En réponse à l’étude, le porte-parole d’ExxonMobil, Todd Spitler, a déclaré que “ceux qui parlent de la façon dont” Exxon savait “se trompent dans leurs conclusions”. Il a cité une décision d’une affaire judiciaire de 2019 impliquant Exxon, dans laquelle un juge a déclaré que le procureur général de l’État de New York n’avait pas fourni suffisamment de preuves qu’Exxon avait enfreint la loi en trompant les actionnaires sur le changement climatique. Le juge qui a statué en faveur d’Exxon a déclaré à l’époque que l’affaire était “une affaire de fraude en valeurs mobilières, pas une affaire de changement climatique”.

Jeter le doute sur la science n’était qu’un volet de l’approche d’Exxon. Des recherches antérieures de Supran et de l’historienne de Harvard Naomi Oreskes ont montré qu’Exxon a utilisé une rhétorique subtile pour rejeter la responsabilité du changement climatique des producteurs de combustibles fossiles sur les individus qui les utilisaient pour alimenter leurs voitures et chauffer leurs maisons. Une autre partie de la stratégie d’Exxon consistait à mettre en évidence la façon dont les politiques climatiques pourraient nuire à l’économie tout en ignorant les coûts énormes de ne pas maîtriser les émissions ainsi que les avantages économiques de l’action.
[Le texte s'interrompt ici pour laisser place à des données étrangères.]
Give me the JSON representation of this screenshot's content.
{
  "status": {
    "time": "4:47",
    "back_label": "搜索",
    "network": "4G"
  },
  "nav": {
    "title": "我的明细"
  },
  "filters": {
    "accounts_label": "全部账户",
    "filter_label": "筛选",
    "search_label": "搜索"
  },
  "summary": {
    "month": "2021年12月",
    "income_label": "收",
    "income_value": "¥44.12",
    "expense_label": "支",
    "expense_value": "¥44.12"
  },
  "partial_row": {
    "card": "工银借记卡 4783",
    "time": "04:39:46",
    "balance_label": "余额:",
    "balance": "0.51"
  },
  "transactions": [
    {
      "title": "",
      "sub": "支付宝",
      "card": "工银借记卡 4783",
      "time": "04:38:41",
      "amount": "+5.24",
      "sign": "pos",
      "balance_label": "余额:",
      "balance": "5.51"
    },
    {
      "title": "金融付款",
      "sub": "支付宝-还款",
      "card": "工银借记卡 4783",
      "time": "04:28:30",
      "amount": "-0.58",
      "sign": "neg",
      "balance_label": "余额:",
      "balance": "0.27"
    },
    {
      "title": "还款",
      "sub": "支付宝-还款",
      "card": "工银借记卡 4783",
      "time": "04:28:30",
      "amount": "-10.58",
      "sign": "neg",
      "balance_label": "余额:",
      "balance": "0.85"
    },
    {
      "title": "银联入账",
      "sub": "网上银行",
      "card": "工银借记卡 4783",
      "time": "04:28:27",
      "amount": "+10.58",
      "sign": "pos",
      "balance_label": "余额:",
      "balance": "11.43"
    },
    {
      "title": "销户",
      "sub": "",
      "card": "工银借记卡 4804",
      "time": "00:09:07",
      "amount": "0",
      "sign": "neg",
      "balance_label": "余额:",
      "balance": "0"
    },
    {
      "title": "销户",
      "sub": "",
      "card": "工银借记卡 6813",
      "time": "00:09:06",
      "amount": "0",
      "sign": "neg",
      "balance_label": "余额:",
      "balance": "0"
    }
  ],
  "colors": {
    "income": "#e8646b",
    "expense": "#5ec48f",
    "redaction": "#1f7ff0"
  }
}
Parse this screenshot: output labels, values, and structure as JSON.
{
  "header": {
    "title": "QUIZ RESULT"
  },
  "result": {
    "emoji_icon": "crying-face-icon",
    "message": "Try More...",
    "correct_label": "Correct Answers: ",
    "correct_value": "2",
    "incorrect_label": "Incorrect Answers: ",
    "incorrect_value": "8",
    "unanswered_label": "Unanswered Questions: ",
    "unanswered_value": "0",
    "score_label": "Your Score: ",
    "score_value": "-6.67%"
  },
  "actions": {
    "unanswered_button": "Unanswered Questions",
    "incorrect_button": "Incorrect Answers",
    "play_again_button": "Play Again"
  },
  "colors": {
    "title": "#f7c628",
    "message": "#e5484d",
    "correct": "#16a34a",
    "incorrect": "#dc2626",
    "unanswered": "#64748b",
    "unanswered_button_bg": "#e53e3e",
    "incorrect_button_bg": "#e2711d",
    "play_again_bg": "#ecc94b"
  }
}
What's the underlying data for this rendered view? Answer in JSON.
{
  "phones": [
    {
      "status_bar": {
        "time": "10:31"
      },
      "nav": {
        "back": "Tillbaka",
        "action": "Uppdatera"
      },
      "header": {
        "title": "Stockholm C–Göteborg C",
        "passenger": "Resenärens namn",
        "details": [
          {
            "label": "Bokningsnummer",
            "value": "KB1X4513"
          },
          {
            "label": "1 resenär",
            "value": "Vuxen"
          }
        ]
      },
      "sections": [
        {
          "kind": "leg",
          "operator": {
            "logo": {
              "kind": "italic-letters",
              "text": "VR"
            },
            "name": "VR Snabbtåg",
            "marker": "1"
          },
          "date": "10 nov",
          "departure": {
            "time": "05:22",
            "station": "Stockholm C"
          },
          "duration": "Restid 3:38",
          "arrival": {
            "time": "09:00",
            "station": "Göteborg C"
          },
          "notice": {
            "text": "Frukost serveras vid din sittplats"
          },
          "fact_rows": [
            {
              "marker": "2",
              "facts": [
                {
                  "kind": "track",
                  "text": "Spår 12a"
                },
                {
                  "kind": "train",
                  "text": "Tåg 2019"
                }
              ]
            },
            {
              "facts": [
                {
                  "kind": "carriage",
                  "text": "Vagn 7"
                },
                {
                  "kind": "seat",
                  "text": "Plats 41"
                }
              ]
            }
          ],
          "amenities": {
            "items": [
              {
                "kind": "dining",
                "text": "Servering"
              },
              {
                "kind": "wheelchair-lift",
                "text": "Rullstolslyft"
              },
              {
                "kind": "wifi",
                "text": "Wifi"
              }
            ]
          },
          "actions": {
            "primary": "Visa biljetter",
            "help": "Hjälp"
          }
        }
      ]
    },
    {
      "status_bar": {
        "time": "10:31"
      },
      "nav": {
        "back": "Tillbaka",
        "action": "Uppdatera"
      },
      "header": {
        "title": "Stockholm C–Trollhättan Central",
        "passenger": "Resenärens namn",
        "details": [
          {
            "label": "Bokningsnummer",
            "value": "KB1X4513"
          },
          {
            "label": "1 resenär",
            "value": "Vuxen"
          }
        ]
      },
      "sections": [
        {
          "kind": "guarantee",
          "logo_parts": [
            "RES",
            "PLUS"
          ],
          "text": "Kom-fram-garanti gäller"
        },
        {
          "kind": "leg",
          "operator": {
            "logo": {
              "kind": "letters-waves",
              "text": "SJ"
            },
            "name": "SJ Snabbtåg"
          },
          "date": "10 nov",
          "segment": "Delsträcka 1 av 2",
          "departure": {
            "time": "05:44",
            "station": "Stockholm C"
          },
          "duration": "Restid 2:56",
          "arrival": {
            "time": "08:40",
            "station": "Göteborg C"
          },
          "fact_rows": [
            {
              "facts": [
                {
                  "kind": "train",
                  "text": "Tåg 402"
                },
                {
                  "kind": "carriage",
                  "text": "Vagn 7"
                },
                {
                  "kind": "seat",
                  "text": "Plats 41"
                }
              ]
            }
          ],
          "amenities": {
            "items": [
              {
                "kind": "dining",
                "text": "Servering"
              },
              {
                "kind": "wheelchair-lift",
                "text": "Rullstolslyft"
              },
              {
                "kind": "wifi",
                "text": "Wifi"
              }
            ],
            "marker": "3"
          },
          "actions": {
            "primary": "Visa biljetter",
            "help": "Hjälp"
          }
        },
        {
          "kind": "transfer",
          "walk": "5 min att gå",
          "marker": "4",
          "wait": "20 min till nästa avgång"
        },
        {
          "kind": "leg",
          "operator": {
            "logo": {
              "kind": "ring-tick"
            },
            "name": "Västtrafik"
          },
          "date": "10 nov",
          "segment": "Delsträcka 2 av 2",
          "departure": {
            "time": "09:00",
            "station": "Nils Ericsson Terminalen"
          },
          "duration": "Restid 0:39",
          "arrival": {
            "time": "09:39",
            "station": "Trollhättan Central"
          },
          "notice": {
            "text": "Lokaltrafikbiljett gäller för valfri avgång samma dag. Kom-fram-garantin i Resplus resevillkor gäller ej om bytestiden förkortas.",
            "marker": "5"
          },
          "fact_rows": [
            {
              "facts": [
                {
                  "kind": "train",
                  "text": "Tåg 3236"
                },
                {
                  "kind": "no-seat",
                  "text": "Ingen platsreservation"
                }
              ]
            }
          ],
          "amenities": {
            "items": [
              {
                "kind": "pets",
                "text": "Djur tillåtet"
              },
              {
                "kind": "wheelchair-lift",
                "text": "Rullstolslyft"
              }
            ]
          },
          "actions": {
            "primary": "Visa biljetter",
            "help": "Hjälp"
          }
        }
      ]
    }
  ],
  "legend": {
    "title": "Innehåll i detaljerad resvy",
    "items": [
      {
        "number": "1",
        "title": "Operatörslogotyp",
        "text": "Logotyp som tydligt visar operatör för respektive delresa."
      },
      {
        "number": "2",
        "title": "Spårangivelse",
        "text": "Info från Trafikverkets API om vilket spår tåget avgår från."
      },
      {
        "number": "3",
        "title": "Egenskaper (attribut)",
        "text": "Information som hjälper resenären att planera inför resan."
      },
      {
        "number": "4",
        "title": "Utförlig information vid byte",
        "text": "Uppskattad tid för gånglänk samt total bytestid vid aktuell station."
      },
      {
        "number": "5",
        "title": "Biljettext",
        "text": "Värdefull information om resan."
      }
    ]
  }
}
La nouvelle étude fournit un nouveau point de comparaison dans l’histoire de la tromperie des entreprises de combustibles fossiles, a déclaré Supran. “C’est une chose de comprendre qu’ils savaient vaguement quelque chose sur le réchauffement climatique il y a des décennies, qu’ils étaient largement conscients de la relation entre les combustibles fossiles et le réchauffement, mais de se rendre compte qu’ils en savaient autant que n’importe qui, autant que des scientifiques indépendants… c’est un peu choquant.”